Les musées québécois ne peuvent pas rouvrir avant le 29 mai, mais — signe que l’art est plus fort que la pandémie — le Musée des beaux-arts de Montréal (MBAM) a inauguré lundi à Munich l’exposition Thierry Mugler : Couturissime. Grande première : le montage raffiné de l’exposition avec le commissaire Thierry-Maxime Loriot s’est déroulé à distance.

Depuis lundi, les habitants de Munich, en Allemagne, peuvent admirer l’époustouflante exposition du Musée des beaux-arts de Montréal sur Thierry Mugler. La vente en ligne des billets est même épuisée pour la journée de mardi.
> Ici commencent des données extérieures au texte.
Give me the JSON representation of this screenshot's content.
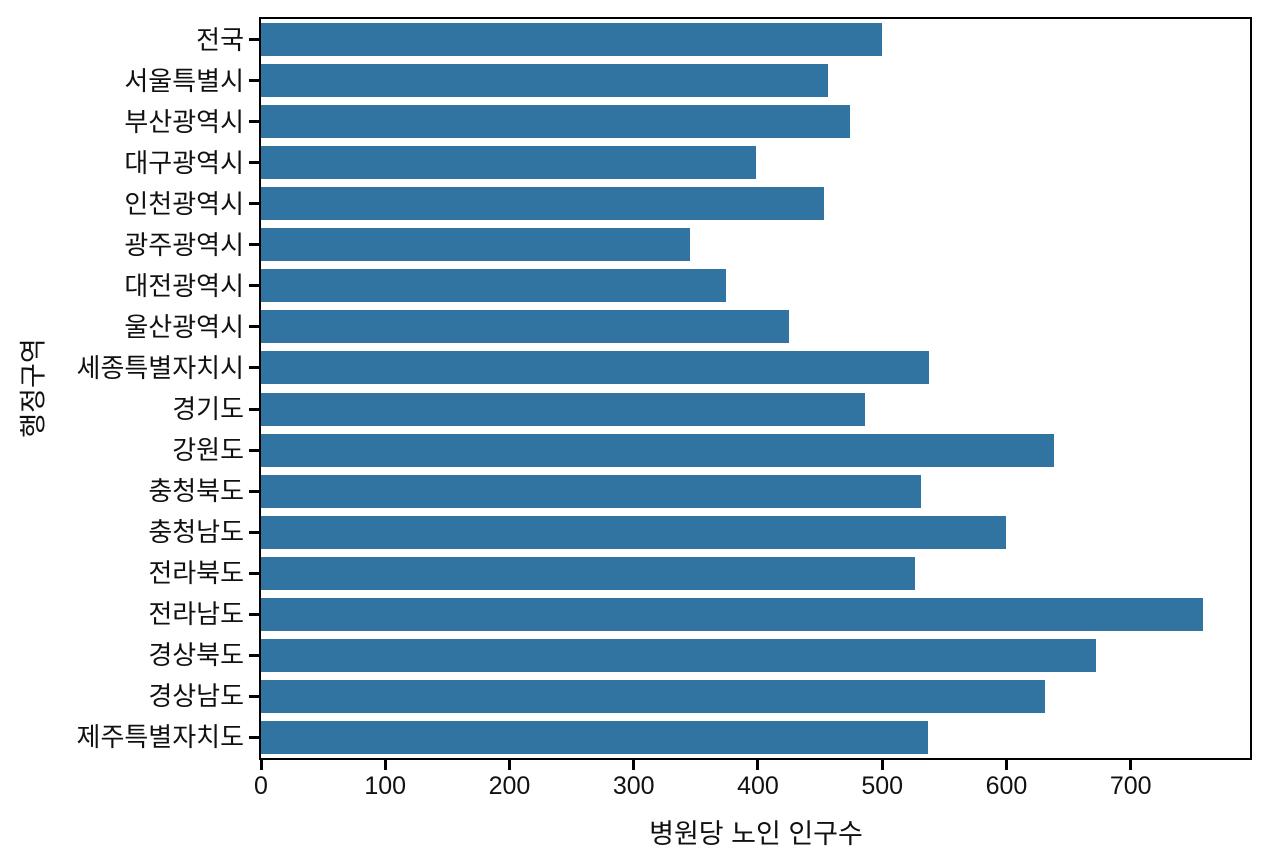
{
  "figure": {
    "background": "#ffffff",
    "text_color": "#111111",
    "spine_color": "#000000"
  },
  "chart_data": {
    "type": "bar",
    "orientation": "horizontal",
    "xlabel": "병원당 노인 인구수",
    "ylabel": "행정구역",
    "categories": [
      "전국",
      "서울특별시",
      "부산광역시",
      "대구광역시",
      "인천광역시",
      "광주광역시",
      "대전광역시",
      "울산광역시",
      "세종특별자치시",
      "경기도",
      "강원도",
      "충청북도",
      "충청남도",
      "전라북도",
      "전라남도",
      "경상북도",
      "경상남도",
      "제주특별자치도"
    ],
    "values": [
      500,
      456,
      474,
      398,
      453,
      345,
      374,
      425,
      538,
      486,
      638,
      531,
      600,
      526,
      758,
      672,
      631,
      537
    ],
    "xticks": [
      0,
      100,
      200,
      300,
      400,
      500,
      600,
      700
    ],
    "xlim": [
      0,
      796
    ],
    "bar_color": "#3274a1",
    "grid": false,
    "legend_position": "none"
  }
}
« C’est formidable. Nous avons relevé le défi de monter virtuellement l’expo », se réjouit Nathalie Bondil, directrice générale et conservatrice en chef du MBAM.

Le commissaire Thierry-Maxime Loriot est en effet toujours chez lui à Montréal. Si ce n’était pas de la pandémie, le touche-à-tout et directeur artistique (Julie Snyder, Rufus Wainwright) serait à Munich depuis plusieurs semaines. Il aurait vu aux moindres détails du montage de l’exposition avant son grand dévoilement au Kunsthalle München. « C’est vraiment une situation inédite, mais tous les moyens sont bons pour arriver à nos fins », dit le commissaire.

« Je pense que c’est la seule expo en montage en ce moment, nous expliquait-il la semaine dernière entre deux réunions virtuelles. Cela s’est fait dans des conditions exceptionnelles. »

Roger Diederen, directeur du Kunsthalle München — qui avait aussi présenté l’exposition sur Jean-Paul Gaultier préparée par le MBAM — était en pleurs quand il a vu le montage final de l’exposition. Il était déjà ému au bout du fil vendredi dernier alors que le montage tirait à sa fin. « C’est spectaculaire. L’exposition devait ouvrir le 1er avril, rappelle-t-il. Ici, c’est l’un des grands événements de l’été. »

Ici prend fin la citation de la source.